Mayor de Blasio is pouring an extra $754 million into the Renewal program, which started
in 2014 with 96 schools, but after closings will continue with 78 in the fall.



Flushing HS Principal Investigated By DOE

BY JAMES FARRELL
Staff Writer
The city is investigating the principal of Flushing High School following allegations that he instructed teachers to teach algebra to their students, rather than geometry, to boost graduation rates while they were taking classes that earned them geometry credits.
The city Department of Education confirmed that Principal Tyee Chin is currently under investigation by the Office of Special Investigation following a referral in December. Chin declined to comment until the investigation was complete.
A report in the New York Post outlines the allegations at the school, which is part of Mayor Bill de Blasio’s “Renewal Schools Program” that aims to improve failing schools. That program has received scrutiny regarding efficacy and consequences.
According to the Post, Chin demanded that teachers aim to pass 75 percent of their students. But hundreds of kids who passed their algebra classes failed their Regents algebra exam—a requirement for graduation. According to the Post, five teachers alleged in a letter to the DOE’s Special Commissioner of Investigation Richard Condon that Chin ordered that 254 students who had advanced to geometry be taught algebra during their assigned geometry classes.
“We believe that this is a deliberate attempt…to fraudulently boost graduation rates and meet the Renewal School benchmarks,” the teachers wrote in the letter.
“Ensuring academic integrity at our schools is critical and we investigate any allegation of academic misconduct,” said DOE spokesman Michael Aciman.
Chin’s investigation reverberated in another Flushing school this week—Townsend Harris High School, where students, parents and teachers have waged an ongoing battle to remove its interim-acting principal, Rosemarie Jahoda.
While principal candidates are typically kept confidential during the C-30 principal-selection process, student reporters at Townsend Harris’ school newspaper, The Classic, identified Chin as one of four candidates selected from a pool of 38 to receive interviews for the position. Chin is now the second of those four to be under investigation by the DOE at some point during the school’s principal-selection process. Jahoda, per a Classic report, was previously under investigation for allegations that she denied students mandated services during her tenure as assistant principal of mathematics at the Bronx High School of Science.
That particular investigation into Jahoda, however, has been closed, with no charges, said Aciman, who would not clarify whether any other investigations were being conducted on candidates for Townsend Harris, other than Chin.
There is no specific regulation precluding an applicant under investigation from being in the principal candidate pool, which the superintendent selects from a larger applicant pool for “Level 1” interviews with members of the school community. The superintendent makes the final appointment based on Level 1 recommendations. Before that final appointment, candidates’ names must be “submitted to the Office of Special Investigations, the Office of the Special Commissioner of Investigation and the Office of Personnel Investigations for clearance,” per DOE rules.
Franco Scardino, a social studies teacher and United Federation of Teachers representative at Townsend Harris, serves on the Level 1 Committee.
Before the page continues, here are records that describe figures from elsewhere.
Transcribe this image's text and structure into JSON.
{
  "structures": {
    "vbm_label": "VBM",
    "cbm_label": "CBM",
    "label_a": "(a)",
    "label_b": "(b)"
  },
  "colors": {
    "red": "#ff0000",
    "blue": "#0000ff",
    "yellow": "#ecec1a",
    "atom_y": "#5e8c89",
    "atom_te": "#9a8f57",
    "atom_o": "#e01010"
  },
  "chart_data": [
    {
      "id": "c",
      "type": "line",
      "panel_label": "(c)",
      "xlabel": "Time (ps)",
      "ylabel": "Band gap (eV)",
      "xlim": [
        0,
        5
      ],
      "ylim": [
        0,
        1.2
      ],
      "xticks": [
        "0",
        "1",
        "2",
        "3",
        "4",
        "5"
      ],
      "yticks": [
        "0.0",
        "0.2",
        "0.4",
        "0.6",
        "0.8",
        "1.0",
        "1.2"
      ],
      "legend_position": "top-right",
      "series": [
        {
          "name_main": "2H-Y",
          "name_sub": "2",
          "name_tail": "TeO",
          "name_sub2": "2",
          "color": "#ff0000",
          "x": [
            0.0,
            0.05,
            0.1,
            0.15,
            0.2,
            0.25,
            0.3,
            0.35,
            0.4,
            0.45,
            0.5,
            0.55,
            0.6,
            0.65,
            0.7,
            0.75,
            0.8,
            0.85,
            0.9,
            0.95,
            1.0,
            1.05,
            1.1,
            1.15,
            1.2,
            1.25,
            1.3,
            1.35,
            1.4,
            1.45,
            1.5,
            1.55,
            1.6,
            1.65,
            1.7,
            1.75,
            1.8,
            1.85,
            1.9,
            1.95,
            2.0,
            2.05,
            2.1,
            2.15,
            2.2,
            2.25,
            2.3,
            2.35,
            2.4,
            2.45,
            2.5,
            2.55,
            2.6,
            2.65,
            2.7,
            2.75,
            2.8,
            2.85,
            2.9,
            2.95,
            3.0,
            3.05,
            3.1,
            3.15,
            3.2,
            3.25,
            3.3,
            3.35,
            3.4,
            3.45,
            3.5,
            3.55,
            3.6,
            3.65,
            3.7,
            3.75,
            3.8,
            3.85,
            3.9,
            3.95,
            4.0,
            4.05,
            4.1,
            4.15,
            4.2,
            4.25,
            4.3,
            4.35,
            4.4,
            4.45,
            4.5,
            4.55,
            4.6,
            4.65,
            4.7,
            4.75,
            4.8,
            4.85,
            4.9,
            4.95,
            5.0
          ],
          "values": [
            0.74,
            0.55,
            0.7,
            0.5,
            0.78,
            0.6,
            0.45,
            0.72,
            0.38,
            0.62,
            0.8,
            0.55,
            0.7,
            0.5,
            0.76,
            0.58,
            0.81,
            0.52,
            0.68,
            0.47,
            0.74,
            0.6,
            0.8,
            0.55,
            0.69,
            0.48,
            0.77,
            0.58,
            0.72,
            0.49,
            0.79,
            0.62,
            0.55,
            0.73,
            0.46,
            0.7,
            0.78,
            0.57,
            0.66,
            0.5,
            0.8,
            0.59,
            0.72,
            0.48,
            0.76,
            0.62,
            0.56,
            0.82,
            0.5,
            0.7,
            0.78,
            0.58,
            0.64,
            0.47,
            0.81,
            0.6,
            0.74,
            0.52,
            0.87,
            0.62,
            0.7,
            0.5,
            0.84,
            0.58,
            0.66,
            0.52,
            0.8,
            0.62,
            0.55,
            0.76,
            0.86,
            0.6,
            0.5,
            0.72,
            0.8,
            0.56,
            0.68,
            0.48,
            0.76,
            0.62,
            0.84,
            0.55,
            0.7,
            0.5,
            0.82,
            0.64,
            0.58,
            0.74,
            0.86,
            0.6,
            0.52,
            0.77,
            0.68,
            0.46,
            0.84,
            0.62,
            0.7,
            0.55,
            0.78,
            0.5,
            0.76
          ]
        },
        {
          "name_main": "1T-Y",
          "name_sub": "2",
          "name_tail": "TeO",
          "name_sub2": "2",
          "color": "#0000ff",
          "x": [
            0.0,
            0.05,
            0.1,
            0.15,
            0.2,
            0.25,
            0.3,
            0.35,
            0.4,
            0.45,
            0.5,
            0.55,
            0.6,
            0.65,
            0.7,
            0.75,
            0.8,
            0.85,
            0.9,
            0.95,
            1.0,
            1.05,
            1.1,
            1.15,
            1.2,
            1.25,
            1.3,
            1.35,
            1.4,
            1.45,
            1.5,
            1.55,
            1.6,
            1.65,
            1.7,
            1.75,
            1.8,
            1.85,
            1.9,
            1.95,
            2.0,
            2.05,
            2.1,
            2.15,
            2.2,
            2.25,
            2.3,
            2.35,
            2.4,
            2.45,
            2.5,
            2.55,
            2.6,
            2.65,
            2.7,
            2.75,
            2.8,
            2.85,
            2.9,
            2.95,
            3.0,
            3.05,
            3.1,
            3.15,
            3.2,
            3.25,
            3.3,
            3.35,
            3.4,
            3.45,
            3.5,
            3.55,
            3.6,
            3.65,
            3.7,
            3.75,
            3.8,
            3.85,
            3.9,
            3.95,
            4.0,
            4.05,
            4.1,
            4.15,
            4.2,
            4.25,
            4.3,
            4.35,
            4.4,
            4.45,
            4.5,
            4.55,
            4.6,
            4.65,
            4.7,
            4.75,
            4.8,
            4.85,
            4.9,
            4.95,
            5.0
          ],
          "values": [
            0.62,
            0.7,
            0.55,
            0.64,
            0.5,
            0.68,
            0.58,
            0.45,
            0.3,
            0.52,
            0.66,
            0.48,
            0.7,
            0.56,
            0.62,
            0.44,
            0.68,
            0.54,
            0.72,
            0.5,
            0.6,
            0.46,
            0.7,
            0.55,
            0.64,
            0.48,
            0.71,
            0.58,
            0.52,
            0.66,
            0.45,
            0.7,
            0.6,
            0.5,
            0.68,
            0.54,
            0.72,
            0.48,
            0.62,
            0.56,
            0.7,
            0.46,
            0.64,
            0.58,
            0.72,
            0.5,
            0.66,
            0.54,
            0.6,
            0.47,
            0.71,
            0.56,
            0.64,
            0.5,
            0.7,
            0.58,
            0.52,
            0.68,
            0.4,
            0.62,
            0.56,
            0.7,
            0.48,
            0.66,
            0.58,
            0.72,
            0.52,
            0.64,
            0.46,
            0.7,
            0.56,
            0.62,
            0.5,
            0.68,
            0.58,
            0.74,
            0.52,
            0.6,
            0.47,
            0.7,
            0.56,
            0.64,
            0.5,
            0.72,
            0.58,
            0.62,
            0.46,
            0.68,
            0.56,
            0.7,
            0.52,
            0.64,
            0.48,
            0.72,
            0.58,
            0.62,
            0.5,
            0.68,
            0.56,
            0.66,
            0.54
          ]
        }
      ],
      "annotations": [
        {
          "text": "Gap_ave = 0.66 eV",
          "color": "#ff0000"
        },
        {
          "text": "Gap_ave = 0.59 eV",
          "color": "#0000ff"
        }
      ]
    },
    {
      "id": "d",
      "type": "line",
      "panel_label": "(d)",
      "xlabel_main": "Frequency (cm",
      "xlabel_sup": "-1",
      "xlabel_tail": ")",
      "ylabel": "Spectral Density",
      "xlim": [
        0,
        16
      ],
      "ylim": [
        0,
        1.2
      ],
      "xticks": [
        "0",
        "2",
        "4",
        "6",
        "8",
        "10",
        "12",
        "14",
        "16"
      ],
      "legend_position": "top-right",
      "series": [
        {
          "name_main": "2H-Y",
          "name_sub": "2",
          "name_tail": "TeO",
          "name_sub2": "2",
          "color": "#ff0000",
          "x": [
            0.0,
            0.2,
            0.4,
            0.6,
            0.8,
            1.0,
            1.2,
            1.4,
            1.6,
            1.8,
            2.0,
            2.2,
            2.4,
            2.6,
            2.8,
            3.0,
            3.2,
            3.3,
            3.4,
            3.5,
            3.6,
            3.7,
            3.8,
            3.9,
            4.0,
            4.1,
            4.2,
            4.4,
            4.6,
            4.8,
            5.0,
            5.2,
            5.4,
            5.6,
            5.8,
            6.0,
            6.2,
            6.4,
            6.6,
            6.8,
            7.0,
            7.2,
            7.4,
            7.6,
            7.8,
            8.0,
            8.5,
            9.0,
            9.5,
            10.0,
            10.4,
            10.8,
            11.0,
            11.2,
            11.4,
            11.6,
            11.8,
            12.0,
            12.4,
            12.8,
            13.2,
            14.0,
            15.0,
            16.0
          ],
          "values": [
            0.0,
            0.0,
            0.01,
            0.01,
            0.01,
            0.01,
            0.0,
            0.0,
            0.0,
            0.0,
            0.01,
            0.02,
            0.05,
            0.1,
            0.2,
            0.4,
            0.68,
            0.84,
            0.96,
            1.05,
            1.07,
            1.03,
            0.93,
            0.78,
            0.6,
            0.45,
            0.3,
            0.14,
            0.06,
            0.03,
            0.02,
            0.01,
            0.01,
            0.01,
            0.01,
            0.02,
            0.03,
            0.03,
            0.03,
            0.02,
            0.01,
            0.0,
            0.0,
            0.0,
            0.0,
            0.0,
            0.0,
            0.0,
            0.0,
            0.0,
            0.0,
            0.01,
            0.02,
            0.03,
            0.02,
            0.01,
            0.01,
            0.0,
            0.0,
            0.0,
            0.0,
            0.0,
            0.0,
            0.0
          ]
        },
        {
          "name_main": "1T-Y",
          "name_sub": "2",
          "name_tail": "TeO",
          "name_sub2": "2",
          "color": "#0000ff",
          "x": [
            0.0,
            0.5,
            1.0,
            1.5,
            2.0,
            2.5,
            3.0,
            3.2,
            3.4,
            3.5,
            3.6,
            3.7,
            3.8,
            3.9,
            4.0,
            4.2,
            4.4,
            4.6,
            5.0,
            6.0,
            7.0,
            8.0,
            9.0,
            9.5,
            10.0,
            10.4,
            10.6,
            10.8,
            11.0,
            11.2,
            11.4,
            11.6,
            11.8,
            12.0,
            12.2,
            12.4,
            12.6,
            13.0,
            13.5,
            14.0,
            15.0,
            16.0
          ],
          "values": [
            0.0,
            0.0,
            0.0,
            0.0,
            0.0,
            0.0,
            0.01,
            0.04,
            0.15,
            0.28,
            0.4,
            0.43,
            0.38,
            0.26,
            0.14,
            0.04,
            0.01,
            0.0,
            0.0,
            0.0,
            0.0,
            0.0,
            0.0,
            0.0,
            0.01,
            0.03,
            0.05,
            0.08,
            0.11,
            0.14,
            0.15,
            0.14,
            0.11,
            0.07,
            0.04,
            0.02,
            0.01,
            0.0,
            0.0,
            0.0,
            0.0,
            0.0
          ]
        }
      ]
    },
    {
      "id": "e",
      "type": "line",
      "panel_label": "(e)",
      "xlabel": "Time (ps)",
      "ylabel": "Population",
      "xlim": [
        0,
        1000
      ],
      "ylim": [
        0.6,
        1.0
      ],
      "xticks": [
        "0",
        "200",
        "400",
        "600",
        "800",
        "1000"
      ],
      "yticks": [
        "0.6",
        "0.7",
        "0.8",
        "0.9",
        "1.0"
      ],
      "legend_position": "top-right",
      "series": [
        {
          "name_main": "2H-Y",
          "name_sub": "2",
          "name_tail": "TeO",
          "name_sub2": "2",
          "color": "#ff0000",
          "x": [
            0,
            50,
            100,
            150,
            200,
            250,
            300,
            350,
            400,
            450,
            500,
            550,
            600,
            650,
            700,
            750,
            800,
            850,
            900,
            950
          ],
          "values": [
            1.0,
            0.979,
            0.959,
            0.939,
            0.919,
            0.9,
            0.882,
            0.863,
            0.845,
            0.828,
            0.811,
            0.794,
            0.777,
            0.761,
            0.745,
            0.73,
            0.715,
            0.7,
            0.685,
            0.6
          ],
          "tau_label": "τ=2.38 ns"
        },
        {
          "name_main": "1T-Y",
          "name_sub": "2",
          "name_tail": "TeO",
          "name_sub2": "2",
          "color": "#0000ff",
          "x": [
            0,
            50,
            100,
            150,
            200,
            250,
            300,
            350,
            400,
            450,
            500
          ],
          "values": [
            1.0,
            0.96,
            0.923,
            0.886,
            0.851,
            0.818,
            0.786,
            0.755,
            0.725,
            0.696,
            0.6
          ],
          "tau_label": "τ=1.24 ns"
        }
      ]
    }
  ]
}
He could not speak about Chin or Jahoda directly, since Level 1 members are bound by confidentiality. But he shared general concerns about the process and argued that the DOE does not disclose investigations unless inquiries are made about specific allegations.
“It would seem to me that the system could have a mechanism where it can be reported to the superintendent that an investigation is open and ongoing,” he said. “You don’t have to reveal the nature of the investigation, but I think as soon as we know that being investigated ultimately disqualifies you from being appointed, why even consider someone who you may not be able to appoint?”
Elaine Lindsey, Townsend Harris’ superintendent, did not respond to a request for comment.